The web book mentions using penalty.factor to prevent the IV from being penalized, but are there any best practices for tuning this? Could we allow some shrinkage of the IV’s effect while still maintaining an unbiased estimate?

How can we use LASSO for feature selection in a dataset where the independent variable (IV) is dichotomous (e.g., an experimental manipulation), and we want to select the best covariates to predict a quantitative outcome (y)? I particularly want to focus on bootstrapping to find the best lambda value and following up with a linear model.

We do not tune the penalty factor, but we can set it to 0 for the IVs (manupulated variables) we do not want to penalize. This will prevent the IV from being penalized, but it will still be included in the model. This is useful when we want to include an IV in the model but do not want it to be penalized.

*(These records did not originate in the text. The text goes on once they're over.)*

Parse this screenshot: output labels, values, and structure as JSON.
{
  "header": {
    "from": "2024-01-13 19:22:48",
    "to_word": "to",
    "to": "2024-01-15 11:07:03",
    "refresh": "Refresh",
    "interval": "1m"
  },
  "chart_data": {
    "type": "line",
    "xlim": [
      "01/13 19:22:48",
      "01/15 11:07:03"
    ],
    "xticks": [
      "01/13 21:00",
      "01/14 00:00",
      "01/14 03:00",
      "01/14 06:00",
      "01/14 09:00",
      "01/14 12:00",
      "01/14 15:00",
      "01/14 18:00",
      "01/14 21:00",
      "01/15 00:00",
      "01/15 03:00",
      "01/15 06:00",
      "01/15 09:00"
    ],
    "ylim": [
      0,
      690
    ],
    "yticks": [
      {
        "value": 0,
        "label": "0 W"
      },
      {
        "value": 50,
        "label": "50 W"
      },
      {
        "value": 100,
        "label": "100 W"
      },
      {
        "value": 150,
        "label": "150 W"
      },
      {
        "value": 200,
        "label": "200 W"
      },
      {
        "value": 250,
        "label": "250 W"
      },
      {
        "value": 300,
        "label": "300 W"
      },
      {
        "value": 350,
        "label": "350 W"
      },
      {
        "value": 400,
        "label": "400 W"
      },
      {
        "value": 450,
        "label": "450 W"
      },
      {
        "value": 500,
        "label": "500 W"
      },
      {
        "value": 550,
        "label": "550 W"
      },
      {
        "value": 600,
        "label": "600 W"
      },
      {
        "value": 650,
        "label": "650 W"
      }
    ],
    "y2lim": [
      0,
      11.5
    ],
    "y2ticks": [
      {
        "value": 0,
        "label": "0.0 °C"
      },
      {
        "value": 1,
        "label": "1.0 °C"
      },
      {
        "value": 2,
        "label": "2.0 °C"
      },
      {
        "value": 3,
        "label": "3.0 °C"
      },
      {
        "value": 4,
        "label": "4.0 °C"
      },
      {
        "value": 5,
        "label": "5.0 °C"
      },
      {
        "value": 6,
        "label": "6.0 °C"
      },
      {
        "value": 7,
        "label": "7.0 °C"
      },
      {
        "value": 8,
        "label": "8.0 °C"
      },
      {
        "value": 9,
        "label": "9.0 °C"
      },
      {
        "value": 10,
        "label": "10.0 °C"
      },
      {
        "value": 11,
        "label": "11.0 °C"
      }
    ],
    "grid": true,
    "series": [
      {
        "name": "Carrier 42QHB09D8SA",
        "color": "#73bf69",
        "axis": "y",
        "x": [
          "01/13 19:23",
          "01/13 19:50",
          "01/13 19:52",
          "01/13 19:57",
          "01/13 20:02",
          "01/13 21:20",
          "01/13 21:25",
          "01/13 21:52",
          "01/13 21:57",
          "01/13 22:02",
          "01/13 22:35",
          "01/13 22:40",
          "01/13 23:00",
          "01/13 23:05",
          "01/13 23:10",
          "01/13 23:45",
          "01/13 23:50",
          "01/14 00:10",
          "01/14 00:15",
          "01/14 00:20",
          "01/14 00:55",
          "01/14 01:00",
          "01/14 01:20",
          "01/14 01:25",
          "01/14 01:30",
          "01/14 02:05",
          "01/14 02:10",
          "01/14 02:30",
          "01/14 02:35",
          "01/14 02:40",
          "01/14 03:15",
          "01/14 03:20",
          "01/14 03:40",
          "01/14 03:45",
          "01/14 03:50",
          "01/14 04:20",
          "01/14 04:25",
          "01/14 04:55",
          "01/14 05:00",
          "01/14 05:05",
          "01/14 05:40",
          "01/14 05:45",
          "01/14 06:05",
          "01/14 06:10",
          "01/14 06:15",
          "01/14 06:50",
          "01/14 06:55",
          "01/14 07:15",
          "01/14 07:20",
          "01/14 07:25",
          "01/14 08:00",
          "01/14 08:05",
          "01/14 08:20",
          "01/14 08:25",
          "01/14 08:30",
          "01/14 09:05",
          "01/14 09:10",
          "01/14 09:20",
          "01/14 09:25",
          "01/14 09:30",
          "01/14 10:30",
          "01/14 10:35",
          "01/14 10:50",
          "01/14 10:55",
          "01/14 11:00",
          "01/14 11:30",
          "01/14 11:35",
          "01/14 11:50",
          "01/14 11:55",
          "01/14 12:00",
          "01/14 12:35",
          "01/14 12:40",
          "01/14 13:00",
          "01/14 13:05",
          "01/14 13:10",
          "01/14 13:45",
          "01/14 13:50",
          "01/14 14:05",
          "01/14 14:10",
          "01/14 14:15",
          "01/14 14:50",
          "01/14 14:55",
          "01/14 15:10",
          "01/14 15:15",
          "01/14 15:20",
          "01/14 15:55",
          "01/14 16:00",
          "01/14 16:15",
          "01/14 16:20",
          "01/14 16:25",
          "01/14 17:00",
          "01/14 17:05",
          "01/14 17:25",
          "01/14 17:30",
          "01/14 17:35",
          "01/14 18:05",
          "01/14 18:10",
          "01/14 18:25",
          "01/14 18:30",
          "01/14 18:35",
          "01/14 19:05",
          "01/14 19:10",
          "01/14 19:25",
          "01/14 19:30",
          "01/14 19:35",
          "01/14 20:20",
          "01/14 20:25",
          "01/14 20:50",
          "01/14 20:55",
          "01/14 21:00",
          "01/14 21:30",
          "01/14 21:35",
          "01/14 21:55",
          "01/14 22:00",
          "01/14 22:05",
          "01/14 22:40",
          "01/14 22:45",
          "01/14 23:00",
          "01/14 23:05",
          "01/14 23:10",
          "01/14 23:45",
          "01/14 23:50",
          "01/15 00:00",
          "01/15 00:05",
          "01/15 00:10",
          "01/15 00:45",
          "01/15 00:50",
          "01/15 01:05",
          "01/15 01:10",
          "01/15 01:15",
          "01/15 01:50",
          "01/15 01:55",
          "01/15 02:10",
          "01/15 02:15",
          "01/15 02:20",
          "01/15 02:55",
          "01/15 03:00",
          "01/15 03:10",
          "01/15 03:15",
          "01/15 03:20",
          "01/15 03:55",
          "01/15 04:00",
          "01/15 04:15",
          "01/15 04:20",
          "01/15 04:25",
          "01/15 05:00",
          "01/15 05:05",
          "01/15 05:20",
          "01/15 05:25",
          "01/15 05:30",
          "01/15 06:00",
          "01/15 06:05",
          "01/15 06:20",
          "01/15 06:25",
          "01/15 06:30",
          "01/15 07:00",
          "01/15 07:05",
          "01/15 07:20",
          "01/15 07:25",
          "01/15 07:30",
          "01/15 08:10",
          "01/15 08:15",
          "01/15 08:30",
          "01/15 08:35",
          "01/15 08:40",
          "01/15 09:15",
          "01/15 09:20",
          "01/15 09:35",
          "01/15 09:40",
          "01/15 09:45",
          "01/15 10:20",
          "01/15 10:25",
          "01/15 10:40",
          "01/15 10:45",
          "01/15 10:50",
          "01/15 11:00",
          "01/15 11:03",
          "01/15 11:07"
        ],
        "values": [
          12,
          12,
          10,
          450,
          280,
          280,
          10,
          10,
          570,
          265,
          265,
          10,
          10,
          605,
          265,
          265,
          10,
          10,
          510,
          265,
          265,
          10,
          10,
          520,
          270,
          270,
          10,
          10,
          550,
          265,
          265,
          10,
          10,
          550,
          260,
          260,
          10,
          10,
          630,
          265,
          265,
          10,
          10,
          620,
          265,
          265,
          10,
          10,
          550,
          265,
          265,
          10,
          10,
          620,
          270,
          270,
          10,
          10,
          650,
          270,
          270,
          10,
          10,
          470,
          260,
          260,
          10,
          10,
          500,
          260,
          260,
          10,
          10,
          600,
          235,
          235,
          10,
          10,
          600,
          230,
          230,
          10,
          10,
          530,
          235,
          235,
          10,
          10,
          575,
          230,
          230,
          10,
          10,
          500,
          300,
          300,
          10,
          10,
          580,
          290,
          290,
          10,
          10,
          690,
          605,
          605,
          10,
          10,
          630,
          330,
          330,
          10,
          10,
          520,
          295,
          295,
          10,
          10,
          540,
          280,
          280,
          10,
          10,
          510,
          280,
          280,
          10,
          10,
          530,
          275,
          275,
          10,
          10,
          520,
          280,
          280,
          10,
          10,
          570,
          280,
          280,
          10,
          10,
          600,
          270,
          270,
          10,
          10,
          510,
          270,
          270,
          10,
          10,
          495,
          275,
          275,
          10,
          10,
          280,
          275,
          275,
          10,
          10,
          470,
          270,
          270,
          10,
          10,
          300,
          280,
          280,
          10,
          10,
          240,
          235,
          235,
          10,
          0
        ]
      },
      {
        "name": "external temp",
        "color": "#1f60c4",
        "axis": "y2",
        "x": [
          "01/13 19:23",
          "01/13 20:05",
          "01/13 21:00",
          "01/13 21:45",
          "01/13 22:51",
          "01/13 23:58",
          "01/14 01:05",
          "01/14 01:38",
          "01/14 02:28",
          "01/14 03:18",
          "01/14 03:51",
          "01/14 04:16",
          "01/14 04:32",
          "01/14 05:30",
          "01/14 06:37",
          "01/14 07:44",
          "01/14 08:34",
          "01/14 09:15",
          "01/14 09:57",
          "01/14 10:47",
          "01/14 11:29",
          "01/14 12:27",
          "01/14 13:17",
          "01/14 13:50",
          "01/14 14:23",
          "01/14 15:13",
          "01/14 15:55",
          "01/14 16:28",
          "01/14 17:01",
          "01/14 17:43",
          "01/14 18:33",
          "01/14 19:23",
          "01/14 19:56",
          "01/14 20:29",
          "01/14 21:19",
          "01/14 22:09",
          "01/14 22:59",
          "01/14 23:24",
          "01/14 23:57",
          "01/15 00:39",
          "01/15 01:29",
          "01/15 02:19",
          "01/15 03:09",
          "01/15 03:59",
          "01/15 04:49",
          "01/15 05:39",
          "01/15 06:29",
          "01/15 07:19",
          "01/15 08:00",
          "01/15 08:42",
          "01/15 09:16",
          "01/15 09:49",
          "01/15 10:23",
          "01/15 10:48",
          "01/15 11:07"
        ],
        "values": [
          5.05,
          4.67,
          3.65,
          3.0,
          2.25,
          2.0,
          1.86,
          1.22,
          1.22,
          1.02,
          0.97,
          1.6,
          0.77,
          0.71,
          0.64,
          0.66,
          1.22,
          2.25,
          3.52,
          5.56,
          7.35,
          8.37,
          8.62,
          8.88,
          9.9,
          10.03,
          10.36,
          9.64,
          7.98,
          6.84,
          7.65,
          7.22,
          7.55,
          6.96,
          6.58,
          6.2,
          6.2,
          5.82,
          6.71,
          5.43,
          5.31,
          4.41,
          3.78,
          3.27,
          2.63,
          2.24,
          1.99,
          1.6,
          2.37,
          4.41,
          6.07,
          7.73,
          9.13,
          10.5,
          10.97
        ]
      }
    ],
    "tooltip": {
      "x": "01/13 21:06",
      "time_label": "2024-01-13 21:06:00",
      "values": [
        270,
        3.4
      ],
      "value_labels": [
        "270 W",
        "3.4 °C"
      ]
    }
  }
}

is it correct that we only need to consider cost function but not loss function and glmnet packaget only has arguments for cost function?

Loss function is the function that measures how well our predictions match the actual values (e.g., MSE, rmse). Cost function is the function that we want to minimize in order to find the best model parameters (e.g., loss function and the regularization term in glmnet). In glmnet, we only need to specify the cost function because it is already minimizing the loss function as part of the optimization process.

Interaction terms in High-Dimension regularization

We can add interaction terms to the model by using the step_interact() function in the recipe. Note that it might lead to highly dimensional feature sets if we include lots of interactions in our model. This can lead to problems of overfitting, so we should be cautious when selecting which interactions to include. We can use regularization to select the most important interaction terms and prevent overfitting. However, in LASSO regression, it’d make interpretation harder if only interaction term is retained but not the main effects. We can use penalty.factor to prevent the main effects from being penalized.

The decision to include interaction terms in the model should be based on domain knowledge and theory. If we believe that the interaction terms are important for predicting the outcome, we should include them in the model. If we are unsure, we can use regularization to select the most important interaction terms.